KABUL: The Afghan government said on Wednesday it would free 1,500 Taliban prisoners, while delaying the release of another 3,500 that the militants say must be set free for talks to begin under a peace deal reached with the United States.
The Taliban promised to open talks with the Afghan government as part of the accord reached with the United States last month to end 18 years of U.S. involvement in war in Afghanistan.
The militants say the agreement requires the government to release 5,000 prisoners before talks begin.The government says the talks must begin and violence subside before it will free them all.
Sources have told Reuters the dispute arises in part because of different wording about the prisoner release in separate agreements the United States reached with the Taliban and the Afghan government. President Ashraf Ghani has issued a decree ordering the release of an initial 1,500 prisoners, with the other 3,500 to be set free as conditions are met, Ghani’s spokesman Sediq Sediqqi said.
“The Taliban want all 5,000 prisoners released at once, which is impossible,” Sediqqi told journalists at a news conference. The first prisoners would be freed on March 14, he said.
Suhail Shaheen, a spokesman for the Taliban based in Doha, told Reuters the group had never agreed that there would be conditions attached to the release of the 5,000 prisoners.
“If someone claims this, it will be against the peace accord that we signed on February 29,” Shaheen said. “It is properly explained in the peace accord that first 5,000 prisoners would be freed and then the Afghan dialogue would be initiated.”
Despite the accord between the United States and the Taliban, fighting has continued in various parts of the country.
“The Taliban will be responsible, not the Afghan government, if this process fails,” Sediqqi said.
Zalmay Khalilzad, the U.S. special envoy who was the key negotiator in talks with the Taliban, has urged both sides to sit down for talks. Taliban leaders told Reuters that their leadership council has also rejected an Afghan government demand that they give written guarantees that the released prisoners will not take part in fighting the Afghan government in the future.
Meanwhile, the formation of a negotiating team that is to participate in the talks with the Taliban as part of the intra-Afghan dialogue has been delayed due to continuing political consultations, Sediqqi said.
The composition of the team has been a bone of contention between the Afghan president and his main rival Abduallah Abdullah, who has refused to recognize Ghani’s reelection in last year’s presidential polls.
Abdullah, the runner-up who disputed the outcome in each of Afghanistan’s last three presidential elections, served as chief executive of a unity government since 2014. He held a ceremony this week to declare himself president on the same day Ghani was sworn in for a second term elsewhere in the capital. “President Ghani has told us he is consulting with Dr. Abdullah and other Afghan leaders and will announce an inclusive team in the coming few days,” the U.S. State Department said in a statement on Tuesday.

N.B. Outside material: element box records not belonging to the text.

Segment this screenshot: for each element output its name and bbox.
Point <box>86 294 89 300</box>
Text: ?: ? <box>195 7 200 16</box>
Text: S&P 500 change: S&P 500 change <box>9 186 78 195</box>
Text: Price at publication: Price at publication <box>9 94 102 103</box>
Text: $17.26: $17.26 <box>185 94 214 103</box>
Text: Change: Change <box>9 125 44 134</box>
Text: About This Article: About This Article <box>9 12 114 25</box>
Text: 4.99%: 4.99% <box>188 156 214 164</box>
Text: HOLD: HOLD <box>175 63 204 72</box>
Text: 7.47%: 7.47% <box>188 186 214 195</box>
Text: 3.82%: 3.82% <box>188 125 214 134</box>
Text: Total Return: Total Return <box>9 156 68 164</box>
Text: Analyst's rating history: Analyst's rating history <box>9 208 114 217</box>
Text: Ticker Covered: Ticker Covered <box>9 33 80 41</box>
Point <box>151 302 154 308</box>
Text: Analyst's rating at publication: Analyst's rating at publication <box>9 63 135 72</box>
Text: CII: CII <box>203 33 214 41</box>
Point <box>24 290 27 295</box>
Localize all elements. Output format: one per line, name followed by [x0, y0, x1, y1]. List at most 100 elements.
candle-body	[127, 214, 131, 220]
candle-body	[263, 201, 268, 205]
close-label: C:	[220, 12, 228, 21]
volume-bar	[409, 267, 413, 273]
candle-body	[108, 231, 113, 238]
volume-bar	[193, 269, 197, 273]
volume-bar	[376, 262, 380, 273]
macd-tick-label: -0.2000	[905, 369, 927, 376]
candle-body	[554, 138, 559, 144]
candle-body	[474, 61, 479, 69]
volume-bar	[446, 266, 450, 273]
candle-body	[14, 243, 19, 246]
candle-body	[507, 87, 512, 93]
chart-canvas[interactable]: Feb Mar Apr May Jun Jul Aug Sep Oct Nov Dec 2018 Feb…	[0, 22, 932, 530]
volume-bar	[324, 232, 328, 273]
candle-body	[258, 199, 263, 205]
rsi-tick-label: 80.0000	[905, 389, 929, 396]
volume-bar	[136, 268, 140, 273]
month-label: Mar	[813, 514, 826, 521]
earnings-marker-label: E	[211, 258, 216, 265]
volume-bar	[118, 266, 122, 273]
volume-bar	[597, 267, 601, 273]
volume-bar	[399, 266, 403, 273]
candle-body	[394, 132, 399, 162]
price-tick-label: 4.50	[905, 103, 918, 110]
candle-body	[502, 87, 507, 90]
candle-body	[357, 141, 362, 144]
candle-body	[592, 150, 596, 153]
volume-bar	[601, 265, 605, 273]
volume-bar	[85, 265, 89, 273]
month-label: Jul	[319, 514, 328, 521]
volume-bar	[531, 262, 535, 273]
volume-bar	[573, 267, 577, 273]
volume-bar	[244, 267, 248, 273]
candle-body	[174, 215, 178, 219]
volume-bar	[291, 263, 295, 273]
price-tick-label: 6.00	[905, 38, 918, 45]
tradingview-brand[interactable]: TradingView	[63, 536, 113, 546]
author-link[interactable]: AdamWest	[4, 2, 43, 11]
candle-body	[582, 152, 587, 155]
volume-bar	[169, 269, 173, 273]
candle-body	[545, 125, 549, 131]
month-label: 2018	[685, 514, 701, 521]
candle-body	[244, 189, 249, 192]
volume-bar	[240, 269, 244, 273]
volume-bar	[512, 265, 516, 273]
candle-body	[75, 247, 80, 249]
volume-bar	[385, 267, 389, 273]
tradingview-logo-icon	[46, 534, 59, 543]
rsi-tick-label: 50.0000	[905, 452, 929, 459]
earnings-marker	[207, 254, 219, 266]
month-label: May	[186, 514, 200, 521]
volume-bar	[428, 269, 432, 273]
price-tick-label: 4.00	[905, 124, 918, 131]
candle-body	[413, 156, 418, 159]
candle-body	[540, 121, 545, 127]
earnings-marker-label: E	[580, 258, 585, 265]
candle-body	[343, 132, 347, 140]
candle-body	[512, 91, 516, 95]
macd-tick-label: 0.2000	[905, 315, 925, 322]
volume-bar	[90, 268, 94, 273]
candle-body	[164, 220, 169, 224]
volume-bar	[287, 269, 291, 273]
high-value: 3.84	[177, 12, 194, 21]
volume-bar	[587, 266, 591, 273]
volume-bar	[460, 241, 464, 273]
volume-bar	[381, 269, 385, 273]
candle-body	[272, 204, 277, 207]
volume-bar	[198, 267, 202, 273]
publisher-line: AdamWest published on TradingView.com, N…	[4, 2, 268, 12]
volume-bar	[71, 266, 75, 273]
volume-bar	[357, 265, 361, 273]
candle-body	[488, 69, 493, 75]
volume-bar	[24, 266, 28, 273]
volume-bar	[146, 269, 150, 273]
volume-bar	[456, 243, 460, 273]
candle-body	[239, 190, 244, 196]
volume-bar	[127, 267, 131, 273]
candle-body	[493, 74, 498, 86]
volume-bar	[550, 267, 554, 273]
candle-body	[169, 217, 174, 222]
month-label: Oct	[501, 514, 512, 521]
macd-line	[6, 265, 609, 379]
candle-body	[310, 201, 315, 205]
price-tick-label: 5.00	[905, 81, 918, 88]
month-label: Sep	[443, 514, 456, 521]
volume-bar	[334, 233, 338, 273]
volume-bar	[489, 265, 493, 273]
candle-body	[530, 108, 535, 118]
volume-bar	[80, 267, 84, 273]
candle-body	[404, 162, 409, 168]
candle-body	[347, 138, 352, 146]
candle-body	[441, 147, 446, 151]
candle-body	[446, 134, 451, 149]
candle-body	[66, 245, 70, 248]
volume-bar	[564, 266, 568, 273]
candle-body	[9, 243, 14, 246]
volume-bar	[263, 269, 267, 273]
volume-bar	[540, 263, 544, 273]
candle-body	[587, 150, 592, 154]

On Wednesday, Ghani’s spokesman announced that a decree had been issued to dissolve Abdullah’s chief executive post. Abdullah issued his own statement saying Ghani was no longer president and his decrees were not valid. The Taliban rejected the Afghan government’s attempt to resolve a spiralling crisis over the release of insurgent prisoners Wednesday, as Kabul warned it was ready to resume offensive battlefield operations.
The decree issued earlier by President Ashraf Ghani had raised hopes that Kabul’s offer to free 1,500 insurgents as a “gesture of goodwill” before talks begin, would prompt the Taliban to come to the negotiating table. But Taliban political spokesman Suhail Shaheen told media that “5,000 prisoners should be released as a trust-building measure, and … this should be before the intra-Afghan talks”, refusing to budge from a longstanding demand of the insurgents.
Any changes amounted to “a violation” of the deal struck between the insurgents and Washington in Doha last month, he added.
Even though Kabul was not a signatory to the deal, that accord stated that up to 5,000 Taliban prisoners held by Afghan authorities “will be” released before talks, prompting an angry reaction from Ghani. Ghani’s decree said the government would release 1,500 captives starting Saturday — but only if the insurgents cut violence — with plans to free another 3,500 prisoners after negotiations begin.
It was an attempt to resolve one of the long-running spats that has stymied peace talks between the insurgents and the Afghan government.
The Taliban announcement throws everything into doubt again, and each day of delay to negotiations brings more bloodshed, with the insurgents carrying out dozens of attacks across the country.
On Wednesday, the government warned it would resume offensive operations against the militants next week if violence continues, ending a unilateral partial truce put in place ahead of the talks. “The failure of this process will be on the Taliban,” Ghani’s spokesman Sediq Sediqqi said, adding: “We have taken necessary political steps but the other side still insists on violence”.